With the cooler weather, it's finally enjoyable to spend weekends outdoors.  We went on a street food tour with O'ngo Foods, and tried some new snacks.  We started with Jeon (전), a savory Korean pancake often filled with vegetables, seafood or kimchi.  The food stall was in an underground market, filled with locals.  Then, we headed for the ever-addicting Mandu (만두), better known as steamed dumplings.

The strangest thing we tried was Beondegi (번데기), silk worm pupae.  They were very crunchy, and tasted almost like edamame with sesame oil.  It wasn't bad, but it's not a dish we're planning on having regularly.

We had a three course dessert, starting with Bungeoppang (붕어빵), a pancake filled with sweet red bean, shaped like a fish.  These are very common, and come in many different styles - including some shaped like chrysanthemums…and others shaped like poop.  (Yes, you read that right.)  We also tried Ppopgi (뽑기), a children's favorite, which is essentially hardened burnt sugar.  Finally, we ate Hotteok (호떡), a sweet pancake stuffed with brown sugar which best resembles a sugar doughnut.  Overall, a very tasty afternoon!

We spent last weekend exploring Bukchon Hanok Village, a residential area of traditional hanoks. I imagine every expat in Korea dreams of living in a hanok before they move here. Impractical, and far from the office - but way cool.

With Fall in full swing, some of the partners and I hiked up Mt. Dobongsan. It was a beautiful, moderate hike up to Cheonchuksa temple. We decided to keep going up to the summit, which turned out to be the opposite of moderate. We were legitimately using our hands to climb up the rocky path. But, we had some good leaf peeping and some (cloudy) views of the Seoul skyline!

But the big news: our stuff is here!! Our boxes arrived safe and sound, via the Panama Canal. We shipped our bed, kitchen items, clothes and the TV. We brought over one pot and one skillet in our suitcases (sorry, TSA) so you can imagine my delight at having a working kitchen again…and more than two pairs of pants.
October 24, 2014

Japan: Kyoto & Osaka

Korea is extremely proud of their alphabet, called hangul. And they should be. It's a very efficient system that is easy to learn and read. (That's where the ease of the Korean language ends, I'm afraid.) While other writing systems developed over time, taking on various inconsistencies and pronunciations, hangul was created in the 1400s by design. Korea is so proud of their alphabet, they have a holiday for it - Hangul Day.

To celebrate this momentous holiday weekend of alphabet…we took a trip to Japan!

Our first stop was Kyoto. It was an absolutely beautiful city; the temples live up to the hype.  Plus, we took a samurai class, complete with toe socks!

We had heard only great things about Kyoto, and Japan has been in my top 3 "must see" countries for years.  We did more planning for this trip than we have done in a long time.  And so much of it went wrong.

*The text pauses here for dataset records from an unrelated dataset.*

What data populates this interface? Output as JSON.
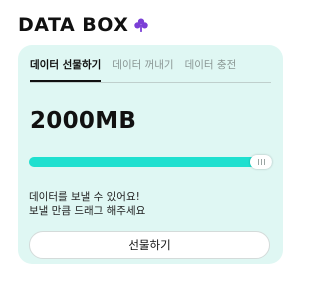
{
  "header": {
    "logo_text": "DATA BOX",
    "logo_icon": "clover-icon",
    "accent_color": "#7b3fd6"
  },
  "tabs": [
    {
      "label": "데이터 선물하기",
      "active": true
    },
    {
      "label": "데이터 꺼내기",
      "active": false
    },
    {
      "label": "데이터 충전",
      "active": false
    }
  ],
  "amount": "2000MB",
  "slider": {
    "value_fraction": 1.0,
    "fill_color": "#1fe0cf",
    "track_color": "#c6e8e3"
  },
  "description": {
    "line1": "데이터를 보낼 수 있어요!",
    "line2": "보낼 만큼 드래그 해주세요"
  },
  "gift_button": {
    "label": "선물하기"
  },
  "colors": {
    "card_background": "#dff7f3"
  }
}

Our flight was delayed. The amazing Google Map we'd made wouldn't open.  The address of the noodle bar was wrong. I cracked a raw egg into my rice, thinking they'd served me a cooked egg. Credit cards are not accepted, even at the airport, and we tried 8 ATMs before we found one that would accept a foreign bank card (Oh thank heaven for 7-11!) The recommended breakfast area was closed.  We spent an hour going out of our way to find that the sushi place was closed. The biggest temple was a mob scene. We missed three consecutive trains, because it left from another platform.  We walked in the complete opposite direction of where we needed to be, ending up in a suburban apartment area.  The final temple of the day was closed, and the sun setting, by the time we got to it.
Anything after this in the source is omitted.